A super-kmer is a maximal run of consecutive kmers from a DNA read, each overlapping the next by k−1 nucleotides. Each kmer of the run carries the same canonical minimizer. The canonical minimizer of a kmer is the smallest value of min(m-mer, revcomp(m-mer)) over all m-mers within the kmer (m < k, m odd), with the constraint that non-degenerate m-mers are always preferred over degenerate ones. A degenerate m-mer is one composed of a single repeated nucleotide (all-A, all-C, all-G, or all-T); such m-mers are selected only if no non-degenerate candidate exists in the window.

Canonical super-kmers

A canonical super-kmer is the lexicographic minimum of a super-kmer and its reverse complement:

canonical(super-kmer) = min(super-kmer, revcomp(super-kmer))

When a read and its reverse-complement are both sequenced, they produce super-kmers that are reverse complements of each other.

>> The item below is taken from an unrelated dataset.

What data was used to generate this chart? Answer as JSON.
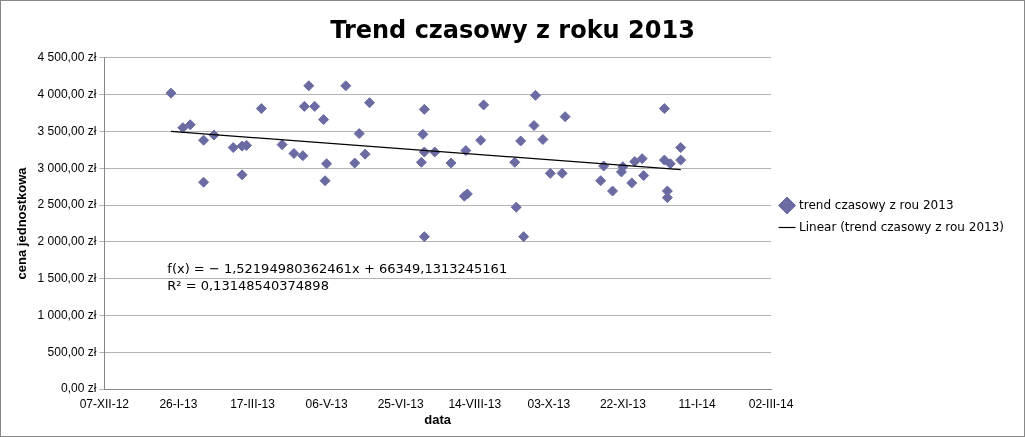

Both map to the same canonical form: the same genomic region is represented by a single canonical super-kmer regardless of which strand was read.

Expected length of a super-kmer

For a random minimizer of length m over k-mers of length k, the density of minimizer positions is approximately 2/(k−m+2) (Golan & Shur 2025; Zheng et al. 2020)2 3, so the expected number of consecutive k-mers per super-kmer is (k−m+2)/2. A run of n k-mers spans n + k − 1 nucleotides, giving:

\[L_{\text{nt}} = \frac{k-m+2}{2} + k - 1\]

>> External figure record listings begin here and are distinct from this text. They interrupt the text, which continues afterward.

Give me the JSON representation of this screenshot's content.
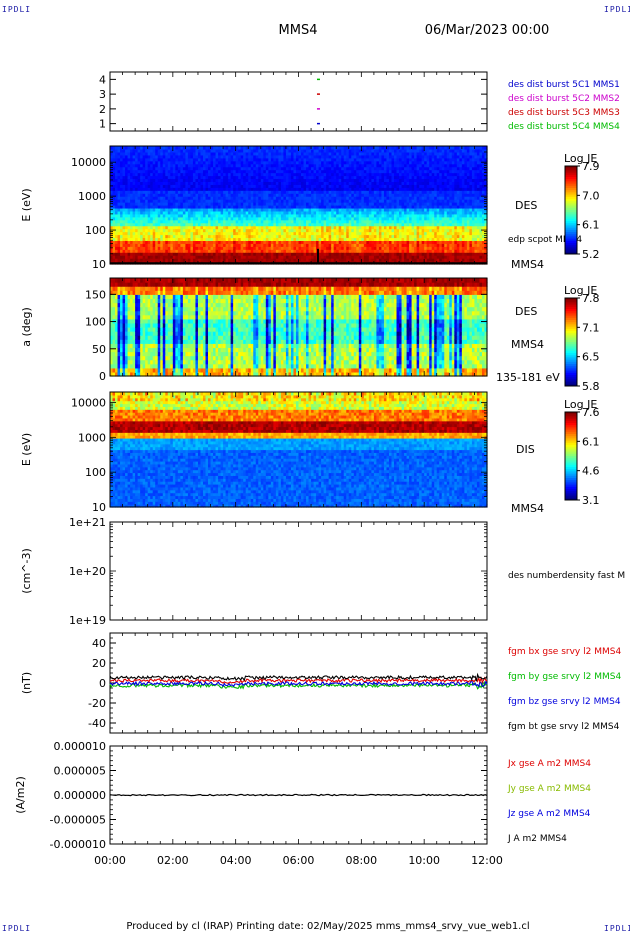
{
  "corner_label": "IPDLI",
  "header": {
    "probe": "MMS4",
    "datetime": "06/Mar/2023 00:00"
  },
  "footer": "Produced by cl (IRAP)   Printing date: 02/May/2025   mms_mms4_srvy_vue_web1.cl",
  "chart_data": [
    {
      "type": "scatter",
      "panel": "burst-availability",
      "yticks": [
        "1",
        "2",
        "3",
        "4"
      ],
      "ylim": [
        0.5,
        4.5
      ],
      "x": [
        6.62
      ],
      "series": [
        {
          "name": "des dist burst 5C1 MMS1",
          "color": "#0000cc",
          "y": 1
        },
        {
          "name": "des dist burst 5C2 MMS2",
          "color": "#cc00cc",
          "y": 2
        },
        {
          "name": "des dist burst 5C3 MMS3",
          "color": "#cc0000",
          "y": 3
        },
        {
          "name": "des dist burst 5C4 MMS4",
          "color": "#00bb00",
          "y": 4
        }
      ]
    },
    {
      "type": "heatmap",
      "panel": "des-energy",
      "ylabel": "E (eV)",
      "yscale": "log",
      "ylim": [
        10,
        30000
      ],
      "yticks": [
        "10",
        "100",
        "1000",
        "10000"
      ],
      "label": "DES",
      "probe": "MMS4",
      "overlay": "edp scpot MMS4",
      "colorbar": {
        "title": "Log JE",
        "ticks": [
          "7.9",
          "7.0",
          "6.1",
          "5.2"
        ],
        "range": [
          5.2,
          7.9
        ]
      }
    },
    {
      "type": "heatmap",
      "panel": "des-pitch-angle",
      "ylabel": "a (deg)",
      "ylim": [
        0,
        180
      ],
      "yticks": [
        "0",
        "50",
        "100",
        "150"
      ],
      "label": "DES",
      "probe": "MMS4",
      "energy_range": "135-181 eV",
      "colorbar": {
        "title": "Log JE",
        "ticks": [
          "7.8",
          "7.1",
          "6.5",
          "5.8"
        ],
        "range": [
          5.8,
          7.8
        ]
      }
    },
    {
      "type": "heatmap",
      "panel": "dis-energy",
      "ylabel": "E (eV)",
      "yscale": "log",
      "ylim": [
        10,
        20000
      ],
      "yticks": [
        "10",
        "100",
        "1000",
        "10000"
      ],
      "label": "DIS",
      "probe": "MMS4",
      "colorbar": {
        "title": "Log JE",
        "ticks": [
          "7.6",
          "6.1",
          "4.6",
          "3.1"
        ],
        "range": [
          3.1,
          7.6
        ]
      }
    },
    {
      "type": "line",
      "panel": "density",
      "ylabel": "(cm^-3)",
      "yscale": "log",
      "ylim": [
        1e+19,
        1e+21
      ],
      "yticks": [
        "1e+19",
        "1e+20",
        "1e+21"
      ],
      "series": [
        {
          "name": "des numberdensity fast M",
          "color": "#000000"
        }
      ]
    },
    {
      "type": "line",
      "panel": "magnetic-field",
      "ylabel": "(nT)",
      "ylim": [
        -50,
        50
      ],
      "yticks": [
        "-40",
        "-20",
        "0",
        "20",
        "40"
      ],
      "series": [
        {
          "name": "fgm bx gse srvy l2 MMS4",
          "color": "#dd0000",
          "mean": 2.5
        },
        {
          "name": "fgm by gse srvy l2 MMS4",
          "color": "#00bb00",
          "mean": -2.5
        },
        {
          "name": "fgm bz gse srvy l2 MMS4",
          "color": "#0000dd",
          "mean": -0.5
        },
        {
          "name": "fgm bt gse srvy l2 MMS4",
          "color": "#000000",
          "mean": 5.5
        }
      ]
    },
    {
      "type": "line",
      "panel": "current-density",
      "ylabel": "(A/m2)",
      "ylim": [
        -1e-05,
        1e-05
      ],
      "yticks": [
        "-0.000010",
        "-0.000005",
        "0.000000",
        "0.000005",
        "0.000010"
      ],
      "series": [
        {
          "name": "Jx gse A m2 MMS4",
          "color": "#dd0000"
        },
        {
          "name": "Jy gse A m2 MMS4",
          "color": "#88bb00"
        },
        {
          "name": "Jz gse A m2 MMS4",
          "color": "#0000dd"
        },
        {
          "name": "J A m2 MMS4",
          "color": "#000000"
        }
      ]
    }
  ],
  "x_axis": {
    "xlim": [
      0,
      12
    ],
    "ticks": [
      "00:00",
      "02:00",
      "04:00",
      "06:00",
      "08:00",
      "10:00",
      "12:00"
    ]
  }
}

For k=31, m=13: expected ≈ 40 nt. In practice super-kmers rarely exceed a few dozen nucleotides.1

  1. The expected length formula and the density approximation 2/(k−m+2) should be verified against the values reported in (Zheng et al. 2020)2 and (Golan & Shur 2025)3

  2. Zheng, H., Kingsford, C. & Marçais, G. (2020). Improved design and analysis of practical minimizers. Bioinformatics (Oxford, England), 36, i119--i127. 

  3. Golan, S. & Shur, A.M. (2025). Expected density of random minimizers. In: Lecture notes in computer science, Lecture notes in computer science. Springer Nature Switzerland, Cham, pp. 347--360.